I have the following problem. I need to estimate the following quantity:
$$|\nabla|^{-1}A u \nabla u$$
I know that $A\in L^6(B_R)$, $u \in L^{14/5}\cap L^2(B_R)$ and $\nabla u \in L^2(B_R)$ where $B_R$ is a ball of radius $R$ in $\mathbb{R}^3$. Clearly, $\frac{1}{6}+\frac{5}{14} +\frac{1}{2} >1$, so this is not in any $L^p(B_R)$ with $p\geq 1$. However I don't have to obtain an estimate in $L^p$. I would also be satisfied with an estimate in $H^{s}(B_R)$ or $W^{s,p}(B_R)$ with $s<0$, i.e. a negative order Sobolev space (I'm using the Aubin-Lions lemma but that's not the point here).
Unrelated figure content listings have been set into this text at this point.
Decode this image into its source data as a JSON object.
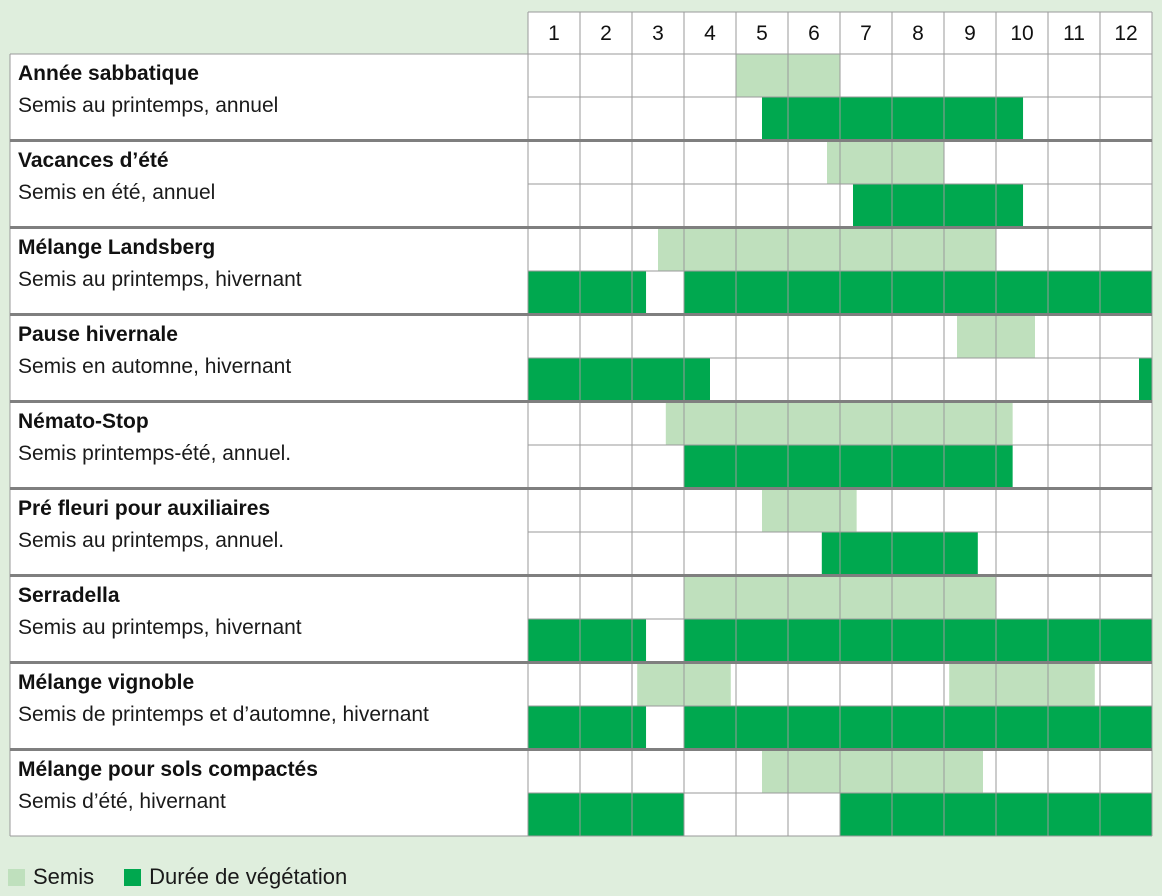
{
  "colors": {
    "background": "#dfeedd",
    "sowing": "#bfe0bd",
    "growing": "#00a84f",
    "grid": "#9a9a9a",
    "separator": "#7f7f7f"
  },
  "legend": {
    "sowing_label": "Semis",
    "growing_label": "Durée de végétation"
  },
  "chart_data": {
    "type": "table",
    "title": "",
    "months": [
      "1",
      "2",
      "3",
      "4",
      "5",
      "6",
      "7",
      "8",
      "9",
      "10",
      "11",
      "12"
    ],
    "rows": [
      {
        "name": "Année sabbatique",
        "description": "Semis au printemps, annuel",
        "sowing": [
          [
            5.0,
            6.99
          ]
        ],
        "growing": [
          [
            5.5,
            10.52
          ]
        ]
      },
      {
        "name": "Vacances d’été",
        "description": "Semis en été, annuel",
        "sowing": [
          [
            6.75,
            9.0
          ]
        ],
        "growing": [
          [
            7.25,
            10.52
          ]
        ]
      },
      {
        "name": "Mélange Landsberg",
        "description": "Semis au printemps, hivernant",
        "sowing": [
          [
            3.5,
            9.99
          ]
        ],
        "growing": [
          [
            1.0,
            3.27
          ],
          [
            4.0,
            13.0
          ]
        ]
      },
      {
        "name": "Pause hivernale",
        "description": "Semis en automne, hivernant",
        "sowing": [
          [
            9.25,
            10.75
          ]
        ],
        "growing": [
          [
            1.0,
            4.5
          ],
          [
            12.75,
            13.0
          ]
        ]
      },
      {
        "name": "Némato-Stop",
        "description": "Semis printemps-été, annuel.",
        "sowing": [
          [
            3.65,
            10.32
          ]
        ],
        "growing": [
          [
            4.0,
            10.32
          ]
        ]
      },
      {
        "name": "Pré fleuri pour auxiliaires",
        "description": "Semis au printemps, annuel.",
        "sowing": [
          [
            5.5,
            7.32
          ]
        ],
        "growing": [
          [
            6.65,
            9.65
          ]
        ]
      },
      {
        "name": "Serradella",
        "description": "Semis au printemps, hivernant",
        "sowing": [
          [
            4.0,
            9.99
          ]
        ],
        "growing": [
          [
            1.0,
            3.27
          ],
          [
            4.0,
            13.0
          ]
        ]
      },
      {
        "name": "Mélange vignoble",
        "description": "Semis de printemps et d’automne, hivernant",
        "sowing": [
          [
            3.1,
            4.9
          ],
          [
            9.1,
            11.9
          ]
        ],
        "growing": [
          [
            1.0,
            3.27
          ],
          [
            4.0,
            13.0
          ]
        ]
      },
      {
        "name": "Mélange pour sols compactés",
        "description": "Semis d’été, hivernant",
        "sowing": [
          [
            5.5,
            9.75
          ]
        ],
        "growing": [
          [
            1.0,
            4.0
          ],
          [
            7.0,
            13.0
          ]
        ]
      }
    ]
  }
}
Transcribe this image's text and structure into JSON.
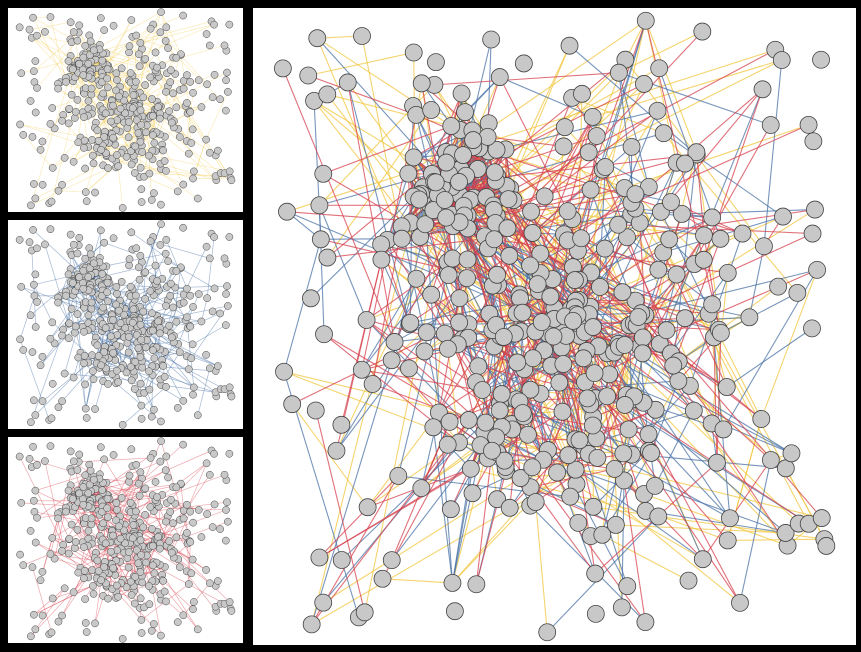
{
  "figure": {
    "layers": [
      {
        "key": "yellow",
        "color": "#f2c53d",
        "opacity": 0.35
      },
      {
        "key": "blue",
        "color": "#4a72a6",
        "opacity": 0.5
      },
      {
        "key": "red",
        "color": "#d6404e",
        "opacity": 0.45
      }
    ],
    "main_layer_opacity": 0.75,
    "node_fill": "#c8c8c8",
    "node_stroke": "#444444",
    "seed": 20240517
  }
}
So I thought about estimating, for $-1<s<-1/14$,
$$ \|Au\nabla u\|_{H^s} \leq \|Au\|_{H^{-1/14}}^{\theta} \|\nabla u\|_{H^{-1}}^{1-\theta} \\ \leq \|Au\|_{L^{21/11}}^{\theta} \|u\|_{L^2}^{1-\theta} \\ \leq \|A\|_{L^6}^{\theta} \|u\|_{L^{14/5}}^{\theta} \|u\|_{L^2}^{1-\theta} .$$
where in the second step I would use Sobolev's inequality with $\frac{1}{2}+\frac{1}{14}\cdot\frac{1}{3} = \frac{11}{21}$ and in the third step Hölder with $\frac{1}{6}+ \frac{5}{14} = \frac{11}{21}$. But I was wondering whether the first step is even remotely allowed. I know we can't really take products of distributions but the functions I'm dealing with here really are functions in $L^p$ spaces? I know this is all pretty hand-wavey and this is why I'm asking to clarify this.